Mais le furet ne bougea pas. Il semblait attendre quelque chose.

─ S’il te plaît.

Il s’évapora dans un bruissement. Nellis resta seule avec elle-même. Quelques minutes suffirent à rompre sa patience fragile. À son tour, elle quitta la clairière. On entendit presque le soupir soulagé du vieux chêne qui avait gagné un répit de tranquillité.

Nellis trouva Niu chez elle. La cabane de l’elfe reposait parmi les ramures entortillées de deux hêtres. Des guirlandes de chélidoines et d’aconits la décoraient rappelant une hutte de lutin. À l’intérieur, un parfum pressant mais agréable d’encens vous enveloppait avec la même sensation qu’une robe de soie fine.

─ Oh toi, tu as besoin d’un remontant ! l’accueillit Niu.

Une cascade de cheveux d’ébène fouetta le visage de Nellis lorsque son amie se pencha pour lui servir un hydromel aromatisé au gingembre. Son parfum de musc entêtant emplit les narines de la sorcière.

─ À quoi boit-on ? interrogea-t-elle en levant son bol.

─ À la bêtise qui régit ce monde, répondit une sorcière amère.

Niu lui darda un regard équivoque. Toutes les deux avalèrent d’une traite leur bol et l’hôte s’empressa aussitôt de resservir son invitée.

─ Jilam nous fait encore des siennes ?

Face au mutisme gêné de Nellis, Niu afficha un sourire intéressé.

─ À moins que ce soit quelqu’un d’autre. Ah ! Tes visites sont trop rares, ma petite chérie. Cette mine renfrognée et ses grimaces tordues me manquent.

Sur ces mots, elle s’enfila un autre cul sec. Nellis la suivit. Elles continuèrent ainsi, vidant la bouteille jusqu’à sa lie.

─ Ça de moins pour les abeilles, chantonna Niu en usant d’un vieux dicton du bois.

─ Je ne suis qu’une idiote, gémit Nellis dont la voix avait pris un drôle d’accent. Une tête de troll aux cornes de démone.

─ J’avoue, j’ignore toujours comment Jilam arrive à te supporter. Il doit sacrément t’aimer pour avoir tenu jusqu’ici.

Lorsqu’elle était saoule, Niu donnait l’impression de parler en chantant.

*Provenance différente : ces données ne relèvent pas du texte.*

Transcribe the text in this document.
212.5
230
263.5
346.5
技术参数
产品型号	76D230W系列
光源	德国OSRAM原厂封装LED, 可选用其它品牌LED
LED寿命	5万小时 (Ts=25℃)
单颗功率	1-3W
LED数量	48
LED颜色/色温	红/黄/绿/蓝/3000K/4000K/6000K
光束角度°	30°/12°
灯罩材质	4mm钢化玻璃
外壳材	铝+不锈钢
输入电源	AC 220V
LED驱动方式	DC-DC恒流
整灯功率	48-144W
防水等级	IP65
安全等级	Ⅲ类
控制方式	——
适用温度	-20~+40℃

─ Lui aussi c’est qu’un idiot.

─ Vous êtes deux idiots qui partagez le même trou.

Nellis lui lança un regard assassin, guère convaincant compte-tenu qu’elle louchait. Niu haussa les épaules.

─ Quand on cherche des conseils, il faut s’attendre à recevoir des leçons. Sinon on reste chez soi à se morfondre et on trouve toute seule comme une grande la solution.

─ J’ai besoin de personne, mentit éhontément la sorcière éméchée.

Niu transforma son rire en hoquet, puis enchaîna :

─ Si je comprends bien. Tu veux connaître ton passé et en même temps non. Tu cherches la solitude et pourtant tu es ici. Tu détestes Jilam tout en l’aimant. Ça a l’air compliqué mais en fait c’est incroyablement simple. Ta réponse, tu l’as déjà.

─ Je n’ai rien à faire ici dans ce cas, s’agaça Nellis.

Elle fit mine de se relever, mais tituba et se rattrapa à une petite étagère. Un bruit de verre éclaté retentit.

─ Ma parole ! s’exclama Niu d’un ton amusé. Tu ne tiens vraiment pas l’alcool. Qui aurait cru ? Ne t’embête pas à ramasser, dit-elle en voyant son amie se pencher maladroitement. Va plutôt retrouver Jilam. Il a besoin de toi… En fait, il a toujours besoin de toi. Sans toi, il serait mort cent fois. Tu le sais. Il le sait. Nous le savons tous. Ça a beau être un charmeur, une tête bien remplie et un cœur d’or, on peut rien lui confier sans qu’il lui arrive mille et un enfers. Et en compagnie d’un gnome… Ces petits farceurs attirent la guigne au moins autant que lui.

Nellis regarda béatement son amie, sourcils froncés par-dessus ses traits vaseux, totalement perdue.

─ Qu’est-ce que t’attends !? Que les lutins volent ? Déguerpis en vitesse, nom d’une testicule de minotaure !

La sorcière sursauta. Personne, jamais, n’osait lui parler sur ce ton. Il n’y avait que Niu… et Jilam.

─ Minute papillon ! l’arrêta l’elfe au moment où elle sortait. Tu ne sauveras pas grand-chose dans cet état.

Dans un ballet gracieux de cheveux noirs, et bien qu’elle fut aussi chargée que Nellis, Niu s’attela à préparer un grog.

─ Potion maison contre les gueules de bois de troll ! déclara-t-elle en tendant le bol à la sorcière, qui avala son contenu infect et aussitôt se sentit aussi énergique qu’au terme d’une longue nuit reposante.

─ Il faudra que tu me donnes la recette, dit-elle en s’envolant, littéralement, sous sa forme de chouette.

De son palier, Niu suivit du regard les ailes blanches jusqu’à ce que la canopée les aspire.

─ Décidément. Le bois est bien animé depuis que ces deux-là ont emménagés.